A cerimônia, que acolheu protestos e reivindicações identitárias, consagrou o diretor mexicano Guillermo Del Toro e a produção chilena Uma Mulher Fantástica, protagonizado por uma atriz transgênero

Luiz Zanin Oricchio

05 Março 2018 | 13h38

 

Com os discursos das atrizes contra o assédio mais controlados pela organização, a cerimônia do Oscar voltou-se para a diversidade e uma certa afirmação latina. Das minorias, como convém ao momento. O México deve estar em festa – além do triunfo de Guillermo Del Toro (melhor filme e direção), viu a animação Viva – a Vida é uma Festa, baseada na cultura mexicana, ser eleita em sua categoria.

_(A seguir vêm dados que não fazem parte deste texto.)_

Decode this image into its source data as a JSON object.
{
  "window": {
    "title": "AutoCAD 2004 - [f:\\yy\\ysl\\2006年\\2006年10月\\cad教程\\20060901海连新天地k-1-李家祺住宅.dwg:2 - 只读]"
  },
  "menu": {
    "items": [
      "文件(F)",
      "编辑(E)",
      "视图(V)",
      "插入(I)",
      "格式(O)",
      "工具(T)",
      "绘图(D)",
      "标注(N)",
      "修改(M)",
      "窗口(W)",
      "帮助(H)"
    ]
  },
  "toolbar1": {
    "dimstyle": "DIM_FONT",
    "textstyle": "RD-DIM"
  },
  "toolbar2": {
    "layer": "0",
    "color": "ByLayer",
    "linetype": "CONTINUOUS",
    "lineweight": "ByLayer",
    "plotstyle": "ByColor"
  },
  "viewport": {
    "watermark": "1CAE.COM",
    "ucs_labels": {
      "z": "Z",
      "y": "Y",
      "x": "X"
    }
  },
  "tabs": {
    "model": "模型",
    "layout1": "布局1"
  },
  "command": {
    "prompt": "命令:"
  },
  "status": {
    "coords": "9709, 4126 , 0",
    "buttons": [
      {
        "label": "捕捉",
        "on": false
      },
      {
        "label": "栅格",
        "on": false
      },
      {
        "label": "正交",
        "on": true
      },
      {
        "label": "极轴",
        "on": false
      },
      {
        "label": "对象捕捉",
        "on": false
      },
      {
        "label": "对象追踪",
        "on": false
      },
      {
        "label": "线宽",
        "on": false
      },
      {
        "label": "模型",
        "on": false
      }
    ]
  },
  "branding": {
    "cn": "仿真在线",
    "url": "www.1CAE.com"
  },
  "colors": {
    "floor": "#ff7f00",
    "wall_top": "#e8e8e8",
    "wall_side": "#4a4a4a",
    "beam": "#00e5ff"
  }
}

No todo, a cerimônia foi morna e chata, mas não mais do que a média. A premiação, no geral, me pareceu justa, com alguns reparos pontuais. O maior deles: a injustiça cometida com Agnès Varda, cujo extraordinário Visages Villages perdeu para documentário muito inferior, o norte-americano Ícaro. Varda, que receberia um Oscar pela carreira, nem apareceu na transmissão pela TV.

Abaixo, as notas que fui enviando ao jornal ao longo da premiação. Levemente editadas, marcam a marcha da distribuição dos prêmios, na ordem em que se deu.  

Melhor filme

A Forma da Água. Não houve zebra e o mais indicado e apostado acabou mesmo ganhando o prêmio principal. É um prêmio original, pelo gênero do filme, em tese “não premiável”, e pela nacionalidade do diretor. A sacada de Del Toro foi colocar o gênero fantástico num clima de romantismo desbragado, de um lado, e de paranóia da Guerra Fria, de outro. O fato de ser um diretor mexicano, adiciona um tom crítico adicional a esta cerimônia que, no todo, teve um perfil baixo e discreto. As mensagens foram passadas, mas sem o brilho e a marca da surpresa que tiveram no Globo de Ouro. O México deve estar em festa e a mensagem final é a seguinte: abaixo os muros e Viva a Vida!

 

Atriz

Outra bola cantadíssima da noite: melhor atriz, Frances McDormand por seu papel em Três Anúncios para um Crime. Acho mesmo que tinha de ser ela, que já tinha um prêmio por Fargo, quando interpretava uma policial grávida. Agora está inesquecível como a mãe que exige a punição do criminoso que matou sua filha. E ela faz discursos muito engraçados. Emocionou a todos pedindo que as mulheres presentes se levantassem para ser aplaudidas. A questão é “inclusão”, ela disse. Além de ótima atriz, é também muito consciente. E bem-humorada, o que hoje são qualidades difíceis de encontrar juntas.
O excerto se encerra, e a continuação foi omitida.